So we're seeing that, we're seeing a positive backdrop from fiscal spending. Obviously, it's a big election year. It's probably the biggest election year in world history, with over 50 per cent of the world's population voting. You've got Indian elections kind of imminently, obviously the US elections in November. A number of other regions, Europe, UK, South Africa. Other countries are having elections this year as well. Tend to see a bit of government spending in election years. So, that's kind of providing a pretty strong backdrop to growth as well.

So, growth looks good. Not off-to-the-races growth, but certainly improving.

Secondly, financial conditions. Interest rates have come down in some countries. Mexico, Switzerland have dropped their official cash rates. We will see more central banks do that. The pace at which they do that has obviously been changing. We were probably expecting six or seven rate cuts by the Fed this year, at the start of the year. That's probably now looking more like one or two. In fact, some commentators are even saying we might see a hike. So, definitely shifting on that, but rates will continue to come down. What we have seen come down a lot is corporate borrowing costs. So, high yield bonds were trading at a 6 per cent premium to safe bonds, that's now down to about 3 per cent. So, the spread for high yield corporates has halved, and that's a good sign because companies now know that their borrowing costs are not going to go up, so they can start to invest with a bit more comfort. They can also start to enter into mergers and acquisitions activity. And we have seen that pick up, particularly in Australia, where we've seen Altium (ASX:ALU), Alumina (ASX:AWC), Boral (ASX:BLD), CSR (ASX:CSR), a number of takeovers in the Australian market. So, that's just a sign again that financial conditions are loosening, growth's improving. People are feeling a little bit better about themselves on the corporate side. So, that's a really good setup for equities.

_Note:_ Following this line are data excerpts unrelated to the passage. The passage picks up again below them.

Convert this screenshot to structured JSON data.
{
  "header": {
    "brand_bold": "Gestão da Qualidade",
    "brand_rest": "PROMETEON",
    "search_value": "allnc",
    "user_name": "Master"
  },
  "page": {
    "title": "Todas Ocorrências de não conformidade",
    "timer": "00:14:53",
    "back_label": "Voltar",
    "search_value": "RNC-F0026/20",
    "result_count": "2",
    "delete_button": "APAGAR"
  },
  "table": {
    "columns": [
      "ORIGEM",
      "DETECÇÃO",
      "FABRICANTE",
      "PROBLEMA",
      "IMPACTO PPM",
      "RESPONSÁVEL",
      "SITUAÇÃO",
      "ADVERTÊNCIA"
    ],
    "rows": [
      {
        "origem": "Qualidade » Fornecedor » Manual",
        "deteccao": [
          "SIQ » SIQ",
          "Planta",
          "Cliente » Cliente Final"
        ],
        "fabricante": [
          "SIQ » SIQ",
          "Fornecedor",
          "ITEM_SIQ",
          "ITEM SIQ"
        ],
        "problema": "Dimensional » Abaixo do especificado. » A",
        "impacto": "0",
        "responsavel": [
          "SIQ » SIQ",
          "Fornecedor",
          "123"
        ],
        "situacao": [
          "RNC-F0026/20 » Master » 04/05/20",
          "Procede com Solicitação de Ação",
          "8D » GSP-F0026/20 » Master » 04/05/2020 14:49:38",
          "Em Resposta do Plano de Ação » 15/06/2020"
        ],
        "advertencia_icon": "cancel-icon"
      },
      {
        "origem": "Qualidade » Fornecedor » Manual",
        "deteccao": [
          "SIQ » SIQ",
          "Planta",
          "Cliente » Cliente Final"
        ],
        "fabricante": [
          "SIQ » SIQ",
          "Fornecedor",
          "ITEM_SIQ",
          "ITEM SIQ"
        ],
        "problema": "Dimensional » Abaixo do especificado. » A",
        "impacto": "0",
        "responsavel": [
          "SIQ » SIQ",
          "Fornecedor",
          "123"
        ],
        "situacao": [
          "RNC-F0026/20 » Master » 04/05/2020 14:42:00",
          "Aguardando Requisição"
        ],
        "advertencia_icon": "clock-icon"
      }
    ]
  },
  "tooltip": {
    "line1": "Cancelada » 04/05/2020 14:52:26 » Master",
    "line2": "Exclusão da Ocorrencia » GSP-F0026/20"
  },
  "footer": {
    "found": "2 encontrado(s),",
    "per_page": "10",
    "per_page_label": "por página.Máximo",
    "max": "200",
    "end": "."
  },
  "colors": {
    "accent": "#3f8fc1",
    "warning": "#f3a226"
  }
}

As I mentioned, the third thing, just central bank positioning. Clearly, we're approaching an equilibrium in the labour market. Wage pressures starting to come out, particularly in the US. Inflation is coming down, albeit slowly, towards the 2 per cent target. So, we do feel that the central banks have done most of the heavy lifting on monetary policy, and the next move is to loosen that back towards neutral, which we'll see as the year progresses.

The only thing… So, they're three green traffic lights, if you like, we've got all three. We're sitting on the grid at Albert Park in Melbourne at the Grand Prix, and we've got three traffic lights. We'd normally hit the gas pretty hard. The caveat to there is just valuation. The market has run pretty hard since October. We've seen 20 per cent move in Aussie shares, 30 in US shares and probably 40 per cent in Japanese shares. So, there's been some big moves in the market to take advantage of those improving conditions. So, the market as a whole, particularly the large cap end, has got pretty fully valued. So, we've tempered our overweight to equities with that valuation and moved back to neutral.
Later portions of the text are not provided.